Soy incapaz de comprar en el quiosco libros de calidad y mucho menos los clásicos; del mismo modo, me niego a leerlos en los libros electrónicos o en el portátil. Reconozco mi purismo anacrónico en este punto. Soy un apocalíptico recalcitrante, vale. En todo caso, un libro es algo más que un objeto aislado de cultura material: su presencia efectiva comporta un conjunto de relaciones internas y externas que no estoy dispuesto a soslayar a partir del “espíritu de la época” o de la noción gaseosa de progreso.

Más cosas: los cursos de iniciación. El mercado de grandes esperanzas se abre a finales de septiembre. Cursos para aprender idiomas (predomina el inglés pero el chino despunta), de bricolaje con la excusa de los ajustes en el economía familiar, cursos para mantenerse en forma mediante toda clase de gimnasias torturantes, manuales de caza o pesca (te regalan con el primer fascículo un reclamo de perdiz o una cucharilla) o catecismos para una vida sexual sana, interesantes si tenemos en cuenta que los sexólogos son cada vez más libertinos y manejan un lenguaje esotérico. De jardinería, ebanistería, guitarra… todo un despliegue de intenciones efímeras que llegarán como mucho a Navidad. Lo que se vende es apariencia, aunque para Nietzsche la verdadera realidad son siempre las apariencias…
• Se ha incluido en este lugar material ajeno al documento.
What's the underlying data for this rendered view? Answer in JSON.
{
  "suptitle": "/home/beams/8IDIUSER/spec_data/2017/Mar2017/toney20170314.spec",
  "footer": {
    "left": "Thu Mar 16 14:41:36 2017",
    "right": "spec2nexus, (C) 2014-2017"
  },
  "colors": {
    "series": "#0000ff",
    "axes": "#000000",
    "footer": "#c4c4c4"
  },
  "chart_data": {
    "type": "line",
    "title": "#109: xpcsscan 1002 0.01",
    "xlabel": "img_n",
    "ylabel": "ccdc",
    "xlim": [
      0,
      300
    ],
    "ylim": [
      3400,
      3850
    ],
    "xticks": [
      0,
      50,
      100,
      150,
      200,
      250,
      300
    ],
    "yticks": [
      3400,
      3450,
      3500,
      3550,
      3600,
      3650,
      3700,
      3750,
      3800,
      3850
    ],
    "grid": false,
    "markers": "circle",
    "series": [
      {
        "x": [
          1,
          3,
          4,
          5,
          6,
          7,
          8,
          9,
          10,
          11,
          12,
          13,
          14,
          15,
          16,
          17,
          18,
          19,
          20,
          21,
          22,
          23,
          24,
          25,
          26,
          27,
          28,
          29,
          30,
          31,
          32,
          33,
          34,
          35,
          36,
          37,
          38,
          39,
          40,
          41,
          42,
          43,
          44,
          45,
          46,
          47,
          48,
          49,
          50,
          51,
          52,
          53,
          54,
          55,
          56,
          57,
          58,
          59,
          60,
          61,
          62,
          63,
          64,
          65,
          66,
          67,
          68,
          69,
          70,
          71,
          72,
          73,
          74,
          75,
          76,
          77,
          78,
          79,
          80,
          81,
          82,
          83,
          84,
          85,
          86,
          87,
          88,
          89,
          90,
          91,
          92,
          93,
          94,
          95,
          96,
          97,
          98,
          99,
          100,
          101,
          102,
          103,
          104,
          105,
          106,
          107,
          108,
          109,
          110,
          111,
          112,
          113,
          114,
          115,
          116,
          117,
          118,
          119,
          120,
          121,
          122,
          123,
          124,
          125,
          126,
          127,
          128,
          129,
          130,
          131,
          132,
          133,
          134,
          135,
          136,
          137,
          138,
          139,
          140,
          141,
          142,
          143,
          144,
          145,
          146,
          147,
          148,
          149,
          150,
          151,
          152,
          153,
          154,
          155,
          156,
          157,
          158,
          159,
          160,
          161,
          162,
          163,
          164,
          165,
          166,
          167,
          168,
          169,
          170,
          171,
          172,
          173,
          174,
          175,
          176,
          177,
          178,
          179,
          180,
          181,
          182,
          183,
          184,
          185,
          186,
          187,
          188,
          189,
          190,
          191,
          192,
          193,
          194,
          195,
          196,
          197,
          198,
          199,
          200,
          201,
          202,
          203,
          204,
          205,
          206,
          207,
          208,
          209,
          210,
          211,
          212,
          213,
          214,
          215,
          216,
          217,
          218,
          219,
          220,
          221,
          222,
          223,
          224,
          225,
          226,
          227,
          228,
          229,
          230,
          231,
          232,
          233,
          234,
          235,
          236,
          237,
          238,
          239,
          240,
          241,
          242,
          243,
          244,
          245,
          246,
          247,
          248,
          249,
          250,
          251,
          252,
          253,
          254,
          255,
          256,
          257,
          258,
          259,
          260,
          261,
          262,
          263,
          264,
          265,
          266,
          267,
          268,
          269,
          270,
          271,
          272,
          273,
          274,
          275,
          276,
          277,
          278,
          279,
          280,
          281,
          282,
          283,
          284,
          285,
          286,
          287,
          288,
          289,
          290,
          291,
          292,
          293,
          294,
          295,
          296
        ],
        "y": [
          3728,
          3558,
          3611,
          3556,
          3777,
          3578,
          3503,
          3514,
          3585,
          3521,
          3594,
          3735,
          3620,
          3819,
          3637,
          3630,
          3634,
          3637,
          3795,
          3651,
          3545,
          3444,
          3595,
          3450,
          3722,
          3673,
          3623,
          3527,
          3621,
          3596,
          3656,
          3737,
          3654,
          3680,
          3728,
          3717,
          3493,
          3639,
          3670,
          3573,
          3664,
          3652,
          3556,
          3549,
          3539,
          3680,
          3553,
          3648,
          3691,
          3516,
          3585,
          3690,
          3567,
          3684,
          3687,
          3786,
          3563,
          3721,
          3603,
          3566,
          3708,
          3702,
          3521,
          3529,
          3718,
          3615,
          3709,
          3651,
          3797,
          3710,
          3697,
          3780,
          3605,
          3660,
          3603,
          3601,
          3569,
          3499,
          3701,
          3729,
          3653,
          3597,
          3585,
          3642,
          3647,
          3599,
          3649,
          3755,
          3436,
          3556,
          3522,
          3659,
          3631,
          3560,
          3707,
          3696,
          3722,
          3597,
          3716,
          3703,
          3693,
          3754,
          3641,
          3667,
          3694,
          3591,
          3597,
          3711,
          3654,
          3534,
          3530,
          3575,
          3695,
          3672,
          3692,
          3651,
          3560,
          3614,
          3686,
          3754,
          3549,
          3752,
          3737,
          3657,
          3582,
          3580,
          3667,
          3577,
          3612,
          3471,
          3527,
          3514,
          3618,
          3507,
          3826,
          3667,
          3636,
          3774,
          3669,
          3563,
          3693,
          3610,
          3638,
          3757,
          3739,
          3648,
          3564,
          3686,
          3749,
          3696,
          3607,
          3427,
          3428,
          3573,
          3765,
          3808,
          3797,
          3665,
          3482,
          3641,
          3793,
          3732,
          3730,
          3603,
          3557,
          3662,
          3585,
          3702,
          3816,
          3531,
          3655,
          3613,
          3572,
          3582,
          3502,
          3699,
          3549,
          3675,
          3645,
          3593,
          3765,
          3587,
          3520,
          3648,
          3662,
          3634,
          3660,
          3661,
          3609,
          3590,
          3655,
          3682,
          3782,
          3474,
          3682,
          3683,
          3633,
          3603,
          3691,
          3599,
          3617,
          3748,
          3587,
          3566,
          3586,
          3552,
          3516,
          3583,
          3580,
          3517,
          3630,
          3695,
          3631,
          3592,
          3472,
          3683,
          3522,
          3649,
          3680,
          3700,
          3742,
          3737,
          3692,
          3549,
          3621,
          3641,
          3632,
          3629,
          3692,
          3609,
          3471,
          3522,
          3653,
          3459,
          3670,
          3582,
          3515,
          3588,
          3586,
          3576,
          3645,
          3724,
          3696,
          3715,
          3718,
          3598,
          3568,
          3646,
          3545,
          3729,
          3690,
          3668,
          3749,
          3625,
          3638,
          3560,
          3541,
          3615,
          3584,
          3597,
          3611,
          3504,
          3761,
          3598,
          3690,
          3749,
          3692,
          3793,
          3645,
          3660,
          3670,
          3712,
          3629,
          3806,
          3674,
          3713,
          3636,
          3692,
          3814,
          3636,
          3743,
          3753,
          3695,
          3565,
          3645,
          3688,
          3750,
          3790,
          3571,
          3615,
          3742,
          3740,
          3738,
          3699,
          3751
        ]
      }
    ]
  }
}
En lo más bajo de la cadena alimentaria están las publicaciones porno, cuyo público es para mí un misterio antropológico, la novela rosa y las fotonovelas, cada vez más apreciadas por los estudiantes de secundaria, las novelas policíacas, leídas a pie de obra por aviesos oficinistas, las de ciencia ficción serie Z, muy valoradas por los parados crónicos… Pero no encontrarás las del Oeste, una rama extinta de la sociogénesis: han desaparecido sin que nadie haya publicado todavía una tesis doctoral sobre las innumerables causas del trágico deceso.